Yes, the aid. It is the heavenly prize to win, not necessarily the election. The election is nothing but a means to an end. Whoever wins will presumably preside or oversee the millions of dollars set to go down to Haiti for the reconstruction effort. Money will certainly find its way into secret bank accounts across the world, into exclusive villas in Wellington in Palm Beach. And the people? Let them rot in abject poverty, as their outright nonchalance was exposed in their dealings with the dead in the aftermath of the earthquake.

Préval INITE (Unity) party, citing intimidation from the OAS, released a statement last week urging Mr. Célestin to step aside. There may yet be a middle way conducive to all parties. Robert Fatton Jr., a Haiti expert and professor at the University of Virginia, says one option being discussed is that the electoral council will announce a statistical tie between Célestin and Mr. Martelly, meaning three candidates will compete in the final round. “I wouldn’t be surprised if that’s what they did. It’s probably the easiest thing for them. That way, they would not be rejecting the OAS report, just modifying it,” he says. Falton continues to say that “the question would be whether the Americans would [support] that.”

Falton seemed to have been marching behind the curve. This is history. The iron lady has spoken.

Yet the OAS report has been criticized. An independent analysis of first-round ballots by the Washington-based Center for Economic and Policy Research found Célestin in second place. The center recommended elections be held anew.

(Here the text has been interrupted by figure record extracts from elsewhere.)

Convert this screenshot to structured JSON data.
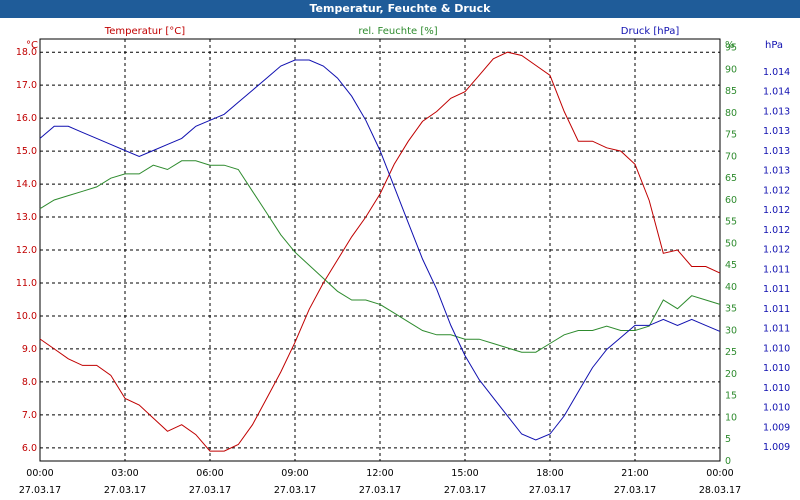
{
  "window": {
    "title": "Temperatur, Feuchte & Druck"
  },
  "chart_data": {
    "type": "line",
    "x": [
      "00:00",
      "00:30",
      "01:00",
      "01:30",
      "02:00",
      "02:30",
      "03:00",
      "03:30",
      "04:00",
      "04:30",
      "05:00",
      "05:30",
      "06:00",
      "06:30",
      "07:00",
      "07:30",
      "08:00",
      "08:30",
      "09:00",
      "09:30",
      "10:00",
      "10:30",
      "11:00",
      "11:30",
      "12:00",
      "12:30",
      "13:00",
      "13:30",
      "14:00",
      "14:30",
      "15:00",
      "15:30",
      "16:00",
      "16:30",
      "17:00",
      "17:30",
      "18:00",
      "18:30",
      "19:00",
      "19:30",
      "20:00",
      "20:30",
      "21:00",
      "21:30",
      "22:00",
      "22:30",
      "23:00",
      "23:30",
      "24:00"
    ],
    "x_ticks": [
      {
        "time": "00:00",
        "date": "27.03.17"
      },
      {
        "time": "03:00",
        "date": "27.03.17"
      },
      {
        "time": "06:00",
        "date": "27.03.17"
      },
      {
        "time": "09:00",
        "date": "27.03.17"
      },
      {
        "time": "12:00",
        "date": "27.03.17"
      },
      {
        "time": "15:00",
        "date": "27.03.17"
      },
      {
        "time": "18:00",
        "date": "27.03.17"
      },
      {
        "time": "21:00",
        "date": "27.03.17"
      },
      {
        "time": "00:00",
        "date": "28.03.17"
      }
    ],
    "grid": true,
    "series": [
      {
        "name": "Temperatur [°C]",
        "unit": "°C",
        "axis": "left",
        "color": "#c00000",
        "ylim": [
          5.6,
          18.4
        ],
        "ticks": [
          "6.0",
          "7.0",
          "8.0",
          "9.0",
          "10.0",
          "11.0",
          "12.0",
          "13.0",
          "14.0",
          "15.0",
          "16.0",
          "17.0",
          "18.0"
        ],
        "values": [
          9.3,
          9.0,
          8.7,
          8.5,
          8.5,
          8.2,
          7.5,
          7.3,
          6.9,
          6.5,
          6.7,
          6.4,
          5.9,
          5.9,
          6.1,
          6.7,
          7.5,
          8.3,
          9.2,
          10.2,
          11.0,
          11.7,
          12.4,
          13.0,
          13.7,
          14.6,
          15.3,
          15.9,
          16.2,
          16.6,
          16.8,
          17.3,
          17.8,
          18.0,
          17.9,
          17.6,
          17.3,
          16.2,
          15.3,
          15.3,
          15.1,
          15.0,
          14.6,
          13.5,
          11.9,
          12.0,
          11.5,
          11.5,
          11.3
        ]
      },
      {
        "name": "rel. Feuchte [%]",
        "unit": "%",
        "axis": "right",
        "color": "#2e8b2e",
        "ylim": [
          0,
          97
        ],
        "ticks": [
          "0",
          "5",
          "10",
          "15",
          "20",
          "25",
          "30",
          "35",
          "40",
          "45",
          "50",
          "55",
          "60",
          "65",
          "70",
          "75",
          "80",
          "85",
          "90",
          "95"
        ],
        "values": [
          58,
          60,
          61,
          62,
          63,
          65,
          66,
          66,
          68,
          67,
          69,
          69,
          68,
          68,
          67,
          62,
          57,
          52,
          48,
          45,
          42,
          39,
          37,
          37,
          36,
          34,
          32,
          30,
          29,
          29,
          28,
          28,
          27,
          26,
          25,
          25,
          27,
          29,
          30,
          30,
          31,
          30,
          30,
          31,
          37,
          35,
          38,
          37,
          36
        ]
      },
      {
        "name": "Druck [hPa]",
        "unit": "hPa",
        "axis": "right2",
        "color": "#1010b0",
        "ticks": [
          "1.009",
          "1.009",
          "1.010",
          "1.010",
          "1.010",
          "1.010",
          "1.011",
          "1.011",
          "1.011",
          "1.011",
          "1.012",
          "1.012",
          "1.012",
          "1.012",
          "1.013",
          "1.013",
          "1.013",
          "1.013",
          "1.014",
          "1.014"
        ],
        "values": [
          1.0134,
          1.0136,
          1.0136,
          1.0135,
          1.0134,
          1.0133,
          1.0132,
          1.0131,
          1.0132,
          1.0133,
          1.0134,
          1.0136,
          1.0137,
          1.0138,
          1.014,
          1.0142,
          1.0144,
          1.0146,
          1.0147,
          1.0147,
          1.0146,
          1.0144,
          1.0141,
          1.0137,
          1.0132,
          1.0126,
          1.012,
          1.0114,
          1.0109,
          1.0103,
          1.0098,
          1.0094,
          1.0091,
          1.0088,
          1.0085,
          1.0084,
          1.0085,
          1.0088,
          1.0092,
          1.0096,
          1.0099,
          1.0101,
          1.0103,
          1.0103,
          1.0104,
          1.0103,
          1.0104,
          1.0103,
          1.0102
        ]
      }
    ]
  },
  "colors": {
    "title_bar": "#1f5c99",
    "grid": "#000000"
  }
}
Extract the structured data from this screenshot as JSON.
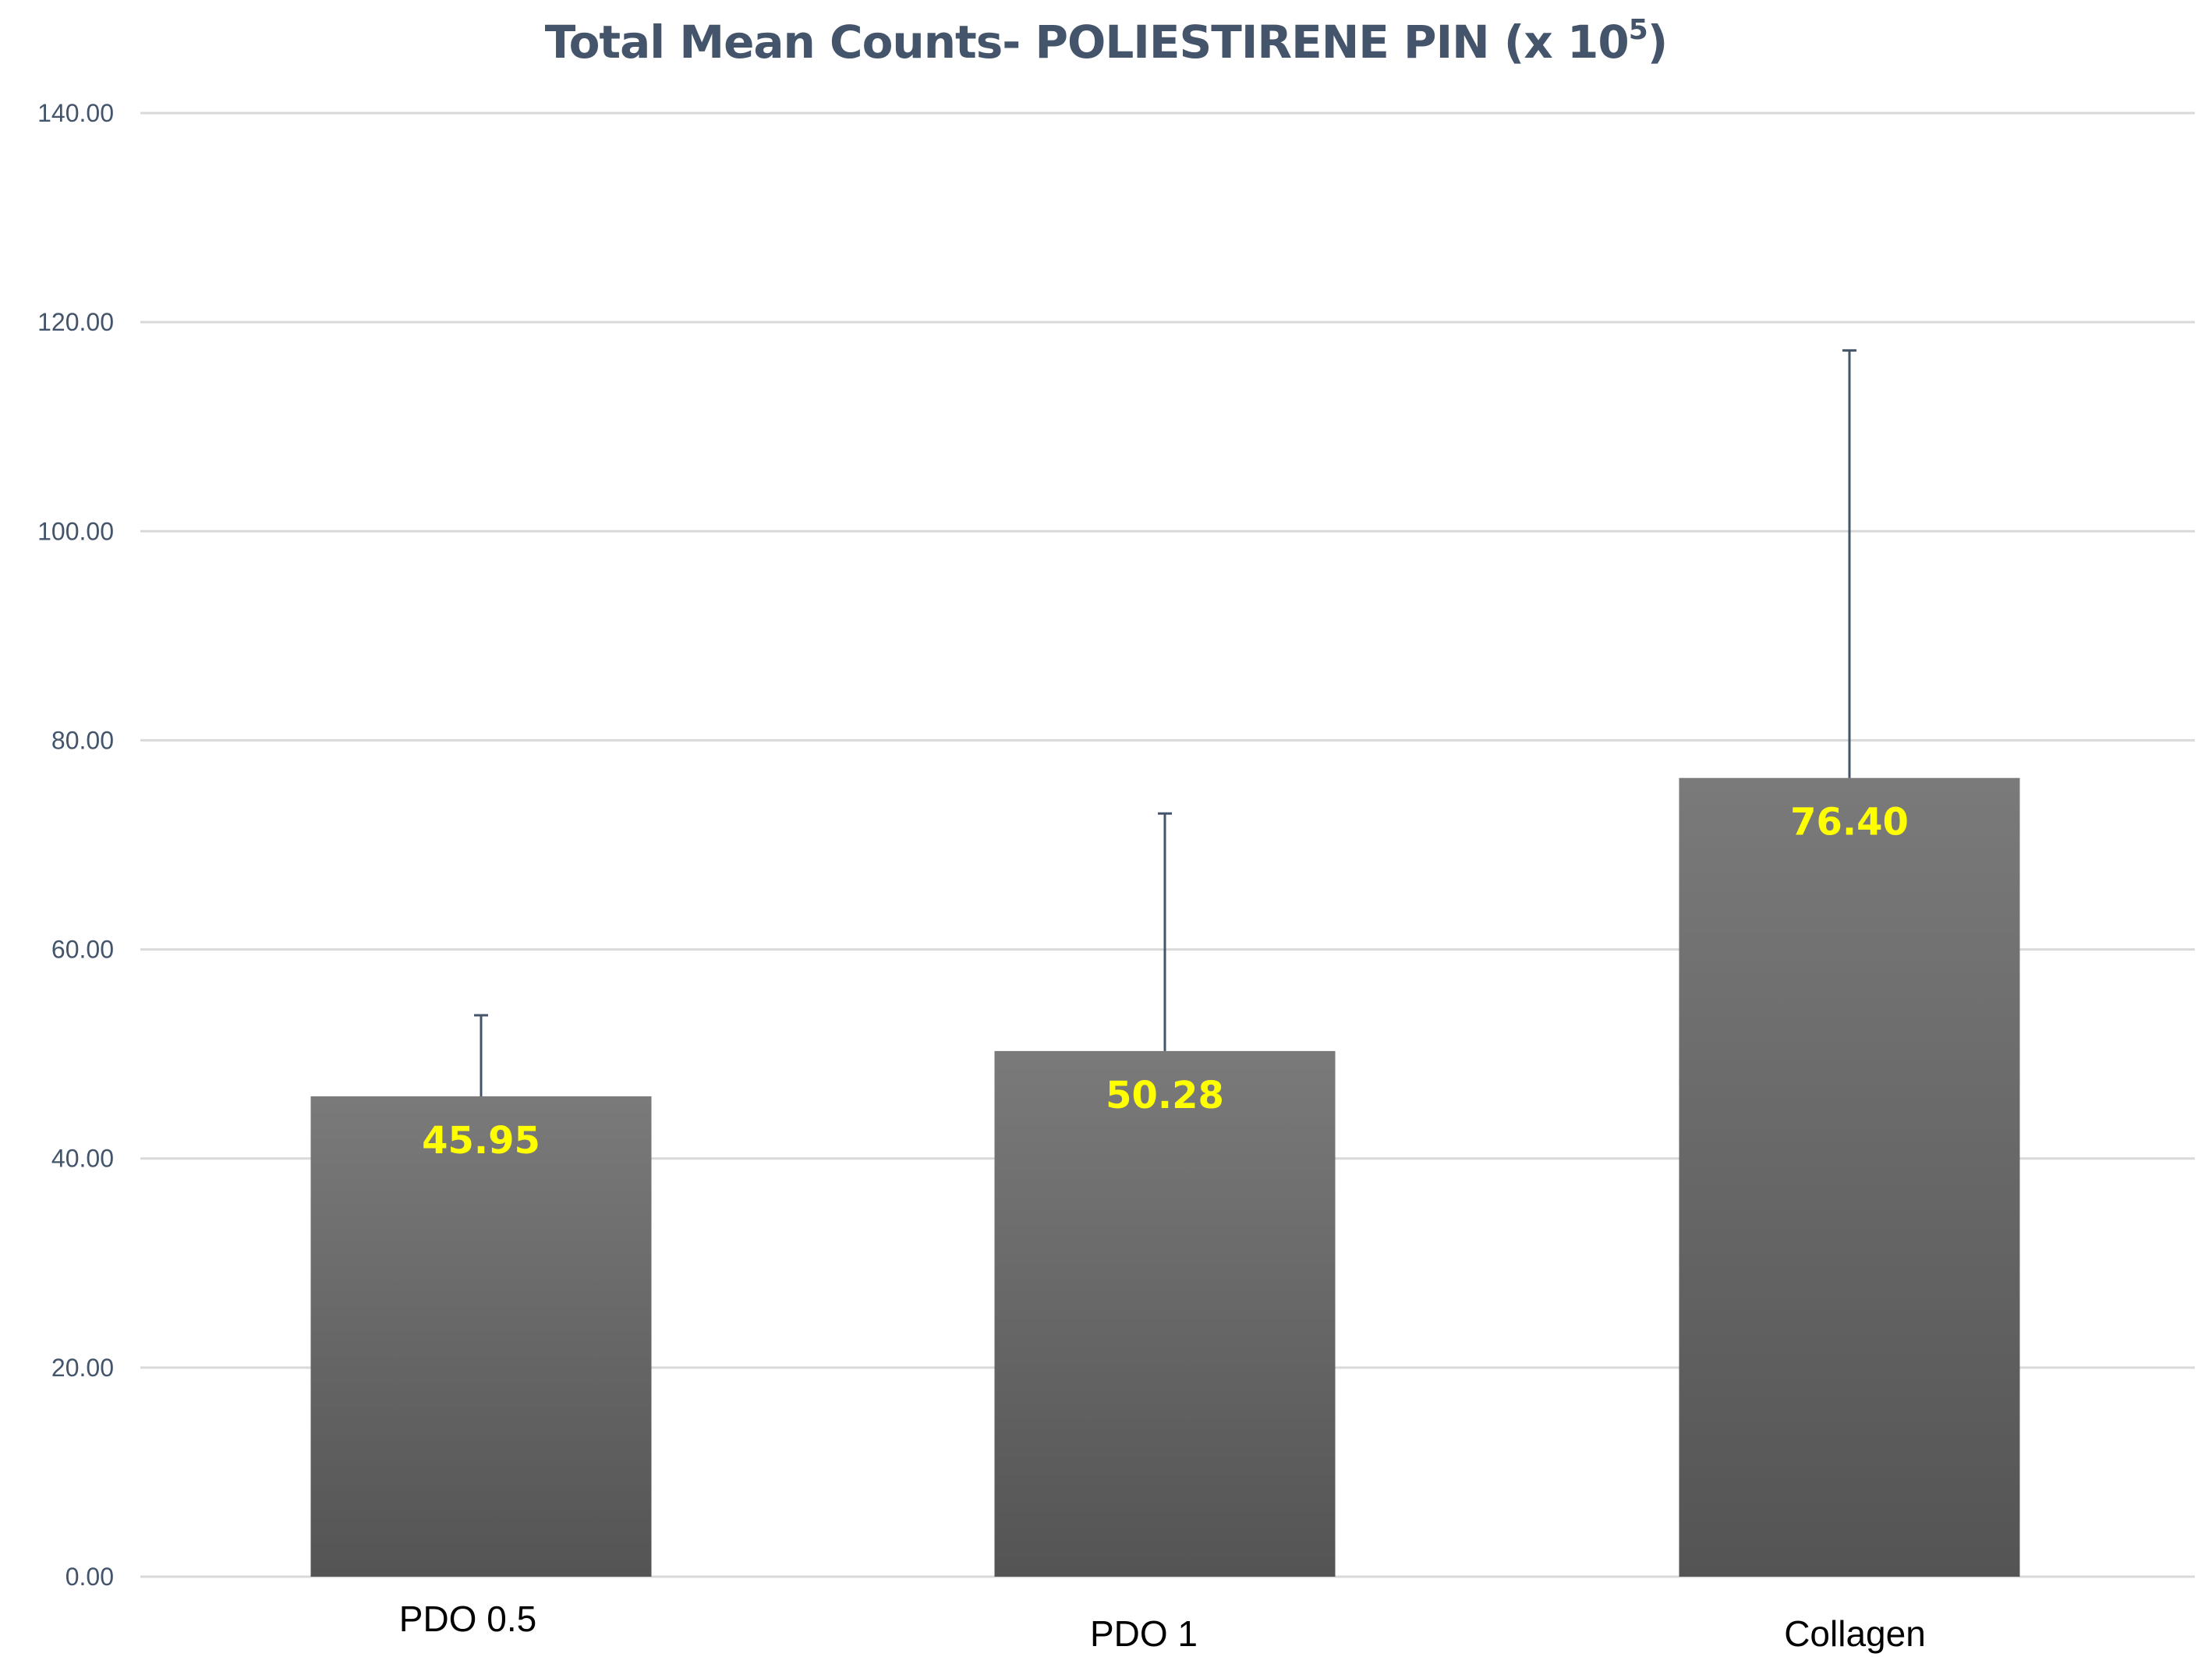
{
  "chart_data": {
    "type": "bar",
    "title": "Total Mean Counts- POLIESTIRENE PIN (x 10",
    "title_superscript": "5",
    "title_suffix": ")",
    "categories": [
      "PDO 0.5",
      "PDO 1",
      "Collagen"
    ],
    "values": [
      45.95,
      50.28,
      76.4
    ],
    "data_labels": [
      "45.95",
      "50.28",
      "76.40"
    ],
    "error_upper": [
      53.7,
      73.0,
      117.3
    ],
    "ylim": [
      0,
      140
    ],
    "yticks": [
      0,
      20,
      40,
      60,
      80,
      100,
      120,
      140
    ],
    "ytick_labels": [
      "0.00",
      "20.00",
      "40.00",
      "60.00",
      "80.00",
      "100.00",
      "120.00",
      "140.00"
    ],
    "xlabel": "",
    "ylabel": "",
    "grid": true,
    "legend": "none",
    "colors": {
      "bar_top": "#7a7a7a",
      "bar_bottom": "#545454",
      "data_label": "#ffff00",
      "error_bar": "#44546a",
      "grid": "#d9d9d9",
      "title": "#44546a"
    }
  }
}
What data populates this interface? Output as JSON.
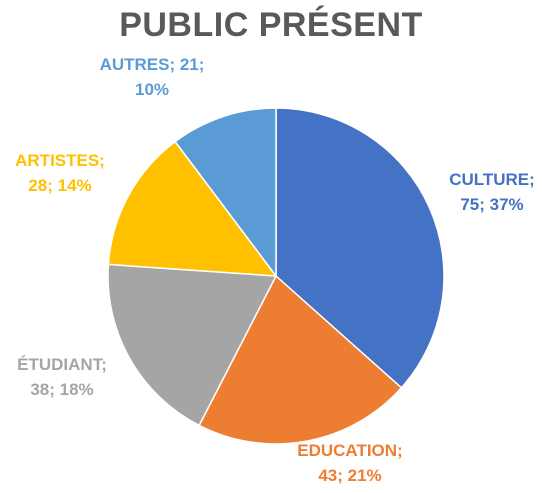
{
  "chart_data": {
    "type": "pie",
    "title": "PUBLIC PRÉSENT",
    "slices": [
      {
        "name": "CULTURE",
        "value": 75,
        "percent": "37%",
        "color": "#4472C4",
        "label_line1": "CULTURE;",
        "label_line2": "75; 37%"
      },
      {
        "name": "EDUCATION",
        "value": 43,
        "percent": "21%",
        "color": "#ED7D31",
        "label_line1": "EDUCATION;",
        "label_line2": "43; 21%"
      },
      {
        "name": "ÉTUDIANT",
        "value": 38,
        "percent": "18%",
        "color": "#A5A5A5",
        "label_line1": "ÉTUDIANT;",
        "label_line2": "38; 18%"
      },
      {
        "name": "ARTISTES",
        "value": 28,
        "percent": "14%",
        "color": "#FFC000",
        "label_line1": "ARTISTES;",
        "label_line2": "28; 14%"
      },
      {
        "name": "AUTRES",
        "value": 21,
        "percent": "10%",
        "color": "#5B9BD5",
        "label_line1": "AUTRES; 21;",
        "label_line2": "10%"
      }
    ],
    "start_angle": "12 o'clock",
    "direction": "clockwise",
    "legend": "none"
  }
}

Former Miami Herald reporter, Yves Colon, who now teaches at the University of Miami, says the US wants to see the election impasse resolved because “everything is hinging on the elections, meaning the reconstruction, the release of aid, everything. Nothing can be done until the election is resolved,” he says.

With the pace of reconstruction expected to pick up this year, Mr. Colon says there is reluctance to partner with a government in which Préval would still be influential. “Préval has not proven to be a very good partner. He’s been maneuvering behind the scenes … it’s Haitian politics as usual,” he says. “And Célestin is widely seen as Préval’s water boy.”

Runoff is set for March 20th. It remains to be seen how this is going to play out. With Jean-Claude “Baby Doc” Duvalier in the country and Aristide is on his way—according to latest report—bumpy and rocky may be the best adjectives to describe the road ahead.